Star Wars: Outlaws feels like the fulfillment of over a decade of promise made about Star Wars video games: a chance to rub shoulders with scum and villainy, embrace your rogue side, and live in the galaxy’s underworld.
While many Star Wars games cast players as the clear heroes of George Lucas’ universe, whether members of the Rebel Alliance, Jedi, or redeemed villains, the opportunity to play as characters with moral grittiness—smugglers like Han Solo or bounty hunters like Boba Fett—has become much rarer, especially in recent decades.
It wasn’t for lack of trying on the developers’ part; plenty of Star Wars games have tried and failed spectacularly to send players into the darker corners of Star Wars history. But Outlaws looks like it will finally let players play in the mud, figuratively speaking.
There was at least one game that nominally met these criteria: an average one, starring Jango Fett Star Wars: Bounty Huntera related game that was launched a few months later Episode II – Attack of the Clones hit cinemas. Bounty Hunter was a routine third-person action game from the GameCube and PS2 era that portrayed the Star Wars underworld through the prism of the prequel era — not the bleaker, run-down, Imperial-oppressed era of the most memorable and beloved Star Wars film trilogy.
Why was it so strenuous to explore this niche of the Star Wars universe? It turns out it wasn’t personal—it was all business.
About 10 years later Star Wars: Bounty HunterLucasArts has unveiled a promising modern action-adventure game in a similar vein. Star Wars: 1313 was presented at E3 2012 as a third-person shooter starring the mysterious bounty hunter Boba Fett.
Star Wars: 1313 dazzled those who saw early demos. The game was clearly inspired by the Uncharted series on PlayStation, with its mix of exploration, cover shooting, and movement. 1313 featured a sophisticated cinematic presentation, and given its impressive visuals, many assumed at the time that it was being developed for the next-generation consoles — PlayStation 4 and Xbox One.

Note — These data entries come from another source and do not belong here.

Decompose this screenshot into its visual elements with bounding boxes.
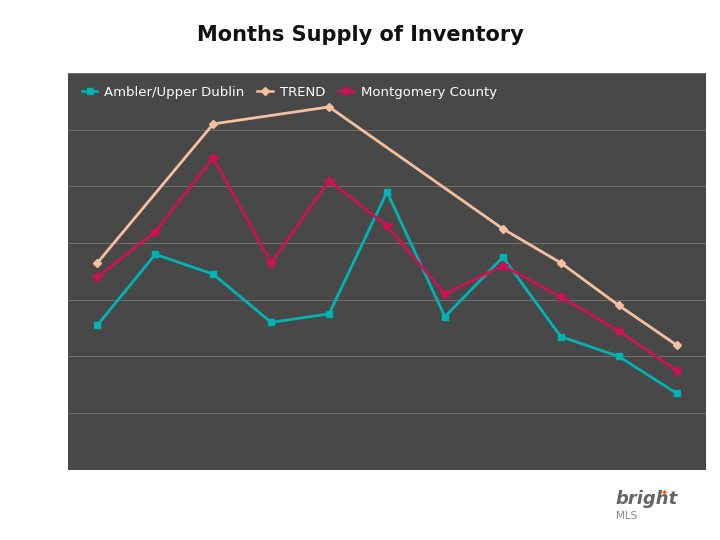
Text: MLS: MLS	[616, 511, 638, 521]
Text: Months Supply of Inventory: Months Supply of Inventory	[197, 25, 523, 45]
Legend: Ambler/Upper Dublin, TREND, Montgomery County: Ambler/Upper Dublin, TREND, Montgomery C…	[75, 79, 503, 106]
Text: ✦: ✦	[661, 488, 668, 497]
Text: bright: bright	[616, 490, 678, 509]
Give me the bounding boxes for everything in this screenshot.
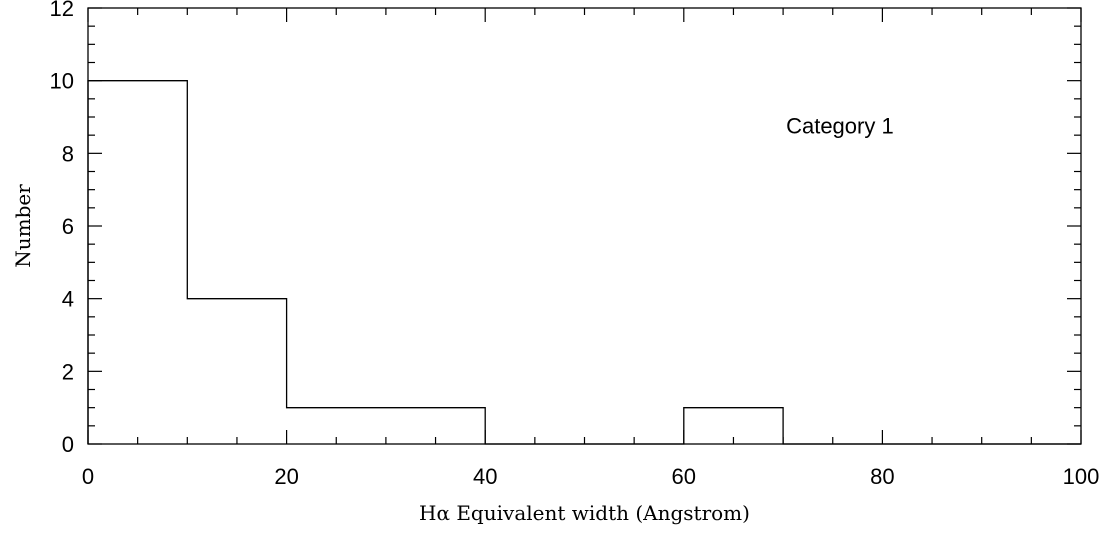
tick-labels: 0 20 40 60 80 100 0 2 4 6 8 10 12 bbox=[50, 0, 1100, 489]
histogram-bin bbox=[88, 81, 187, 444]
y-tick-label: 6 bbox=[62, 214, 74, 239]
histogram-outline bbox=[87, 80, 1081, 445]
y-tick-label: 0 bbox=[62, 432, 74, 457]
y-tick-label: 10 bbox=[50, 69, 74, 94]
x-tick-label: 0 bbox=[82, 464, 94, 489]
x-tick-label: 20 bbox=[274, 464, 298, 489]
y-tick-label: 4 bbox=[62, 287, 74, 312]
y-axis-title: Number bbox=[11, 184, 35, 268]
x-axis-title: Hα Equivalent width (Angstrom) bbox=[419, 501, 750, 525]
histogram-bin bbox=[187, 299, 286, 444]
x-tick-label: 80 bbox=[870, 464, 894, 489]
y-tick-label: 12 bbox=[50, 0, 74, 21]
histogram-bars bbox=[88, 81, 783, 444]
axis-ticks bbox=[87, 7, 1082, 445]
category-annotation: Category 1 bbox=[786, 113, 894, 138]
y-tick-label: 2 bbox=[62, 359, 74, 384]
x-tick-label: 60 bbox=[672, 464, 696, 489]
y-tick-label: 8 bbox=[62, 141, 74, 166]
x-tick-label: 100 bbox=[1063, 464, 1100, 489]
plot-frame bbox=[87, 7, 1082, 445]
x-tick-label: 40 bbox=[473, 464, 497, 489]
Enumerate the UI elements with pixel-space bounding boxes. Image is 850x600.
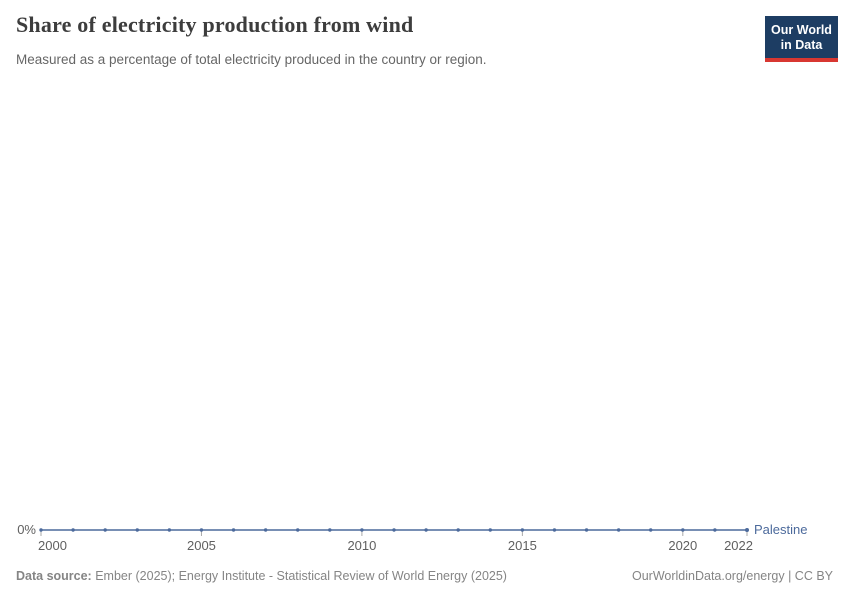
data-point-marker: [360, 528, 364, 532]
data-point-marker: [616, 528, 621, 532]
data-point-marker: [520, 528, 525, 532]
data-point-marker: [328, 528, 332, 532]
chart-subtitle: Measured as a percentage of total electr…: [16, 52, 487, 67]
x-axis-label: 2020: [668, 538, 697, 553]
data-point-marker: [649, 528, 653, 532]
y-axis-zero-label: 0%: [17, 522, 36, 537]
data-point-marker: [135, 528, 139, 532]
data-source-text: Ember (2025); Energy Institute - Statist…: [91, 569, 507, 583]
data-point-marker: [199, 528, 204, 532]
data-source-label: Data source:: [16, 569, 92, 583]
x-axis-label: 2005: [187, 538, 216, 553]
series-label-palestine[interactable]: Palestine: [754, 522, 808, 537]
data-point-marker: [39, 528, 43, 532]
data-point-marker: [231, 528, 236, 532]
data-point-marker: [552, 528, 557, 532]
data-point-marker: [713, 528, 717, 532]
x-axis-label: 2022: [724, 538, 753, 553]
logo-line2: in Data: [780, 37, 823, 52]
data-point-marker: [167, 528, 172, 532]
data-point-marker: [681, 528, 685, 532]
data-point-marker: [424, 528, 428, 532]
data-point-marker: [71, 528, 75, 532]
owid-logo: Our World in Data: [765, 16, 838, 62]
data-point-marker: [488, 528, 492, 532]
logo-line1: Our World: [771, 23, 832, 37]
data-point-marker: [456, 528, 460, 532]
data-point-marker: [103, 528, 107, 532]
x-axis-label: 2000: [38, 538, 67, 553]
data-point-marker: [296, 528, 300, 532]
x-axis-label: 2015: [508, 538, 537, 553]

But after an impressive debut and a mandatory appearance at Gamescom 2012, LucasArts went out of business Star Wars: 1313The game was officially canceled in 2013 after Disney purchased Lucasfilm and the Star Wars franchise and the company decided to allow outside studios to make Star Wars games.
Star Wars: 1313 was at one point intended as a tie-in to another abandoned Star Wars project: Star Wars: Undergrounda live-action television series set in a world of galactic gangsters, bounty hunters, and space rogues. The film features shots of both Star Wars: 1313 AND Underworld there, offering some insight into what might have happened.
After LucasArts tried something similar by combining Uncharted with Star Wars, another developer tried something similar. In 2014, former Uncharted series director Amy Hennig started a project at EA’s Visceral Games studio that was meant to be a “story-driven, linear adventure” in the Star Wars universe. The project eventually stagnated and evolved into an open-world adventure in which players would switch between multiple “space baddies.”
Visceral’s Star Wars game, codenamed Project Ragtag, was briefly teased in 2016 with “early gameplay footage” that showed a man walking the streets of Tatooine while Imperial ships hovered overhead. Much like Star Wars: 1313The project met a terrible fate: EA closed down the studio that was making it and handed Project Ragtag over to another team. Hennig left EA shortly thereafter.
In 2019, EA ultimately canceled the project. Ragtag had been in development in various forms for six years, and the game’s cancellation indicated a worrying lack of faith in single-player, story-driven Star Wars games.
Hennig has since returned to the Star Wars video game business. Her studio, Skydance New Media, is working on a “rich, cinematic action-adventure game with an original story” set in the Star Wars universe. (Skydance must first complete a World War II video game for Marvel.)
In 2021, Ubisoft and Massive Entertainment announced they would be taking another stab at creating an open-world, story-driven Star Wars game. At the time, Ubisoft co-founder and CEO Yves Guillemot called the announcement “the beginning of a long-term partnership with Disney and Lucasfilm Games.”
This project will eventually be revealed as Star Wars: Outlaws in 2023. It promises that players will experience the more challenging side of Star Wars as smuggler Kay Vess. She will work with cartels, Imperial officers, bounty hunters, and other smugglers in an open-world game that will span multiple planets and space lanes in the Star Wars galaxy.
Star Wars: Outlaws seems to exist in spaces where no other Star Wars game has, borrowing ideas from Ubisoft’s open-world games and the Grand Theft Auto series. Your companions in Outlaws are thieves, spies, and members of crime syndicates. Not everything is dim and muddy, though; Vess has a droid companion programmed in comic-book style and an adorable, furry alien pet, which helps make her more compelling than the most sinister character we’ve met in the Star Wars underworld.
Let’s hope, Star Wars: Outlaws will deliver on its promises and continue the current trend of the best Star Wars stories focusing on bounty hunters and ruthless assassins rather than the incredibly lifeless Jedi.